On 5-Jun-08, at 12:39 PM, Christos Zoulas wrote:

By whom? Are you volunteering? Seriously it is not like our pax has the cleanest code. I have spent many hours debugging various problems in it
and I don't want to keep doing it. FreeBSD uses libarchive too, and it
is actively and well maintained. Plus you get the advantage of being
able to use the archiving API from other programs instead of needing to
invoke tar!


I'm all for good clean code that's actively and well maintained.

I'm also in full agreement that the current pax implementation is buggy and ugly and could have been replaced with any of many better implementations long ago. I too have poked around in it more often than I ever wanted to.

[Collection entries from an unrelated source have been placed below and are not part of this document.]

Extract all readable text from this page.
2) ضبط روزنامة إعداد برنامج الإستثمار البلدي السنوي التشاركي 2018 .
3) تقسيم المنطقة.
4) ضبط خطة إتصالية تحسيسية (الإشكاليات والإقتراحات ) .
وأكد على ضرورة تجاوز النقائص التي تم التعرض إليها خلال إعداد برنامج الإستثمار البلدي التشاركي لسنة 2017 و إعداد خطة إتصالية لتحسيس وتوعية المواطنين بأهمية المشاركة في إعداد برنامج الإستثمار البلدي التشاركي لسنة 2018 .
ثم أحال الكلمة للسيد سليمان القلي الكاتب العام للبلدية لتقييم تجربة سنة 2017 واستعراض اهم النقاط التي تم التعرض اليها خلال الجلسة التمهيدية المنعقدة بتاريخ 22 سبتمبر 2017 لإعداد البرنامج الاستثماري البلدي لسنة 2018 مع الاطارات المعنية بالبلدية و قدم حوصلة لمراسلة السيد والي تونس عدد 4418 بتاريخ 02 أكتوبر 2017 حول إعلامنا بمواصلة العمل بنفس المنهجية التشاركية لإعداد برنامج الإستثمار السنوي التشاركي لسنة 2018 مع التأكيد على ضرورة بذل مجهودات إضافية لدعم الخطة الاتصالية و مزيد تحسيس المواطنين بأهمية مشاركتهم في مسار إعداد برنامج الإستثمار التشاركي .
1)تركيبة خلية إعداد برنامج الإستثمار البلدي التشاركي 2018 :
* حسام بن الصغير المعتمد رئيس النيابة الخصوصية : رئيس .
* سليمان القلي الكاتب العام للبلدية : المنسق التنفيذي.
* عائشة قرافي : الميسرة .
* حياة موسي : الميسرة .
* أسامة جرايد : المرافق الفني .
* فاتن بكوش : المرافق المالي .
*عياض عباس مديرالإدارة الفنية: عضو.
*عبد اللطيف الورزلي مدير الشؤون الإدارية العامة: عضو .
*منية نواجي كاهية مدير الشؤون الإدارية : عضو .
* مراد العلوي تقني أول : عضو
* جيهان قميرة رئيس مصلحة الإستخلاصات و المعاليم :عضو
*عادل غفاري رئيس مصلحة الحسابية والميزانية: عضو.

However I'm not so sure it's a good idea to use libarchive from programs that want to unpack things instead of invoking dedicated archive programs as separate processes, just as I'm not so sure it's a good idea to use compression and decompression APIs directly instead of starting separate processes running dedicated compression and decompression programs. Use of separate processes is even more important as multi-processor platforms become more common. Using LWP threads and library APIs for these purposes is possible I suppose, but I strongly object to using threads when they're not absolutely 110% necessary beyond any doubt. Vfork() and execv() are not the expensive operations here. We already have to maintain separate programs for such features anyway. We already need to have high-performance pipes too. The problems with threads are many and widely documented, even just within NetBSD's PR database alone.

--
                                        Greg A. Woods; Planix, Inc.